The next evening, crowds of polite Indians watched as a thirtyish American faggot, wrapped in orange swaddling clothes and necklaces and wandering half way round the world from home, hopped from street to autobus to street in the least European part of Old Delhi.
To complete the picture, the gentle reader needs to know that, in India, any available surface of a bus can carry passengers.
Walhydra had chosen not to hang from the outside window frames, as did a dozen or so others. She managed, instead, to squeeze into the side stairwell—hoping the saffron dhoti wouldn't come loose and leave her naked in the press.
At her stop—she hoped it was her stop—she climbed down, clothing fortunately still intact. The late afternoon sun showed her dusty, unpaved streets, ageless brick and stucco walls...and no street signs.
Still, following her directions, she was able to make her way to one high and nondescript wall, in the middle of which stood a wood-framed doorway and D.B. Gupta, the latter greeting her once more with the sacred gesture of peace.
Gupta-gee ushered Walhydra into a tiny space, two cubicle-sized rooms joined by an open archway. The farther room had the clerkly look of all those civil servant spaces in which she had spent so many unpleasant hours of late. The room in which Gupta-gee offered her a seat was what the British would call a "bed-sitter."
There was a couch or divan, upon which host and guest sat and which—the clever reader will have surmised—doubled as a bed. There were copiously filled bookshelves. Somewhere behind a curtain there was a source of water, storage space and, perhaps—Walhydra never dared ask—a water closet or some such contrivance for discrete biological processes.
And, to complete the bed-sitter format, there was a "cooker" in the middle of the floor. This one was not, however, the ubiquitous electric hotplate of British habit. It was a cylindrical charcoal-burning contraption upon which sat a vat of boiling water and a vegetable steamer.
Gupta-gee explained, as he pared and sliced a marvelous variety of vegetables into the steamer, that his strict but adequate daily diet consisted of these vegetables and two liters of warm, fresh whole milk. He needed no food storage space, since he bought these items in the local market just before each meal.

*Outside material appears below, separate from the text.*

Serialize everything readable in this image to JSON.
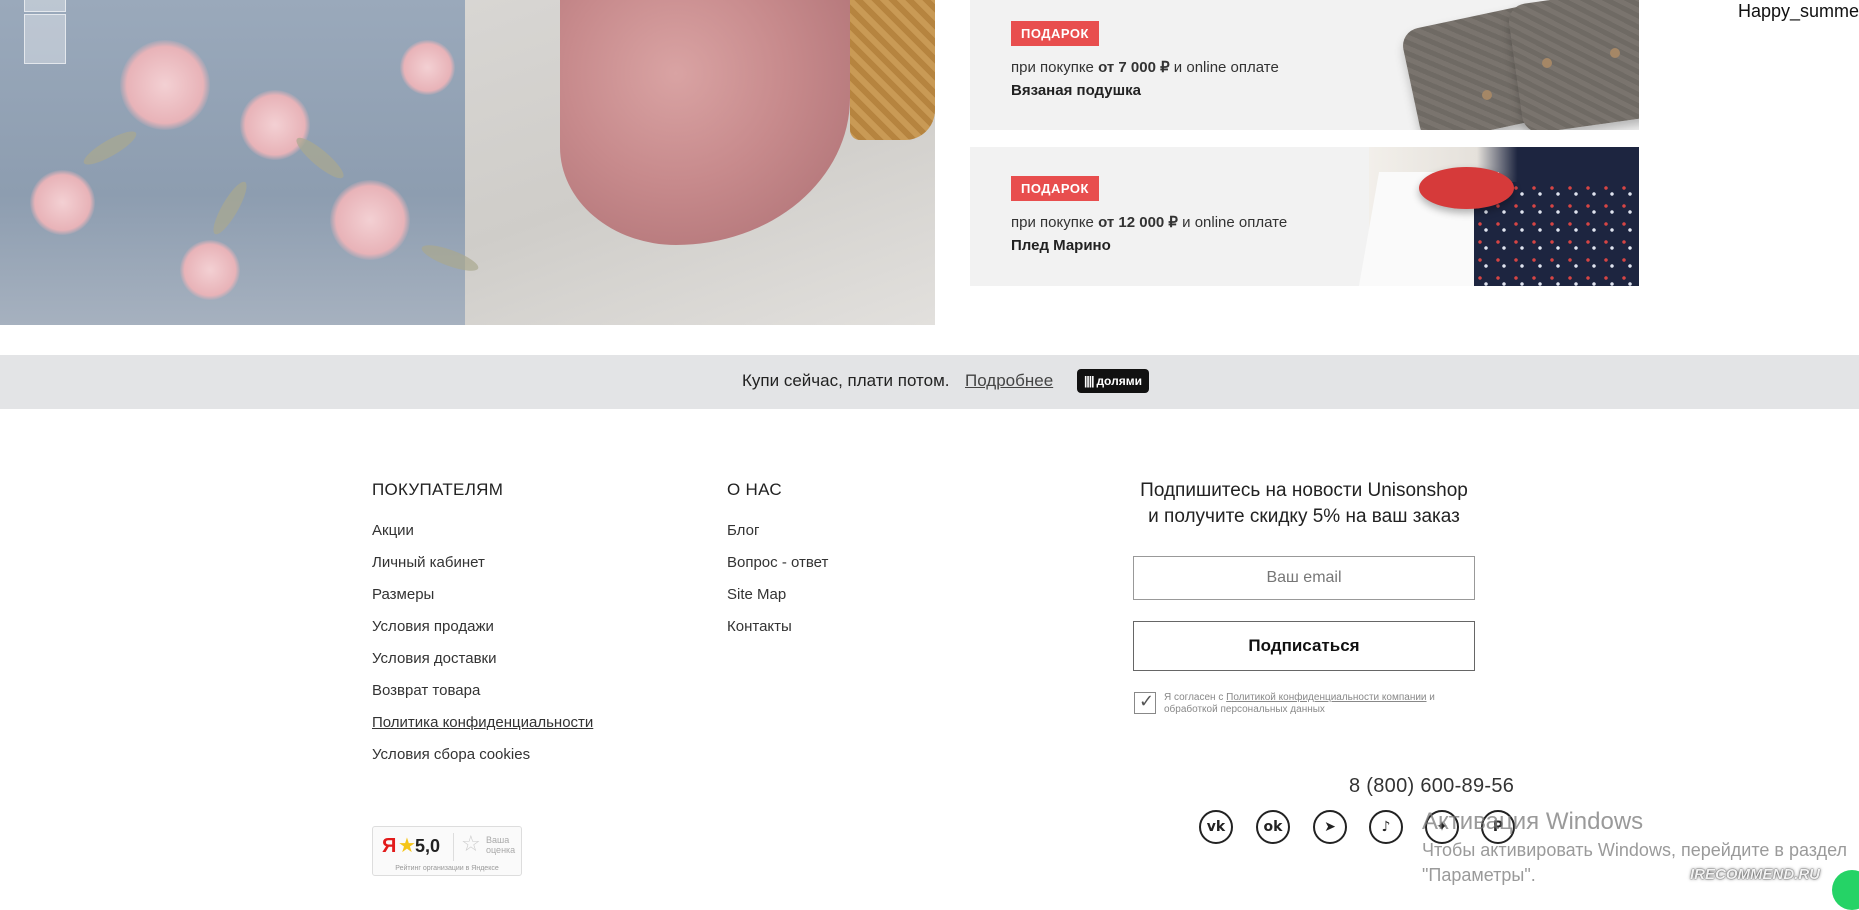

Walhydra watched as onions, various squash-like items, lotus pods and other nameless things dropped into the mix. Though it was served entirely unseasoned, Walhydra was surprised at the variety and distinctness of flavors in the finished product.
As if sensing her surprise, Gupta-gee smiled slightly and said, "The simpler the better."
Through their evening conversation, Walhydra learned that her host had a wife and three children, whom he supported yet with whom he did not live. He had some years earlier adopted a strict yoga discipline which included, in addition to his diet and exercise regimen, both celibacy and his present solitary life.
Anticipating his Western guest's skepticism, Gupta-gee assured Walhydra that his wife and family were fully in support of this ascetic separation. It was a time-honored path for parents of nearly-grown children in certain Hindu families.
Walhydra nodded, vaguely humbled.
The rest of the evening was rich and pleasant, yet, to her dismay as she retells the story now, Walhydra realizes that she remembers almost nothing of the conversation.
In those youthful years, Walhydra's attention was still distorted by a non-clinical, adolescent form of what is sometimes called ideas of reference. In other words, "Everything that happens is happening to me."
When she had made her way back to Husband #3 later that evening, Walhydra was delighted to tell him of her adventure. The bus rides and the passengers hanging from the windows, the bed-sitter, the strange meal, the host's asceticism. Yet the story was still all about her adventure.
Only now, years later, does she notice something simple.
Gupta-gee wore no saffron. Nor had any of the folk who sat round her at Connaught Place.
Walhydra had, to be fair, not really pretended to any holiness throughout this escapade. Yet the people in the park, and Gupta-gee in his tiny flat, had all treated her with politeness and—yes—reverence.
As she ponders the whole story now, she wonders:
"Perhaps putting on the saffron was not an act of declaring oneself a holy man. Perhaps it was an act of asking to be shown what being a holy man might be."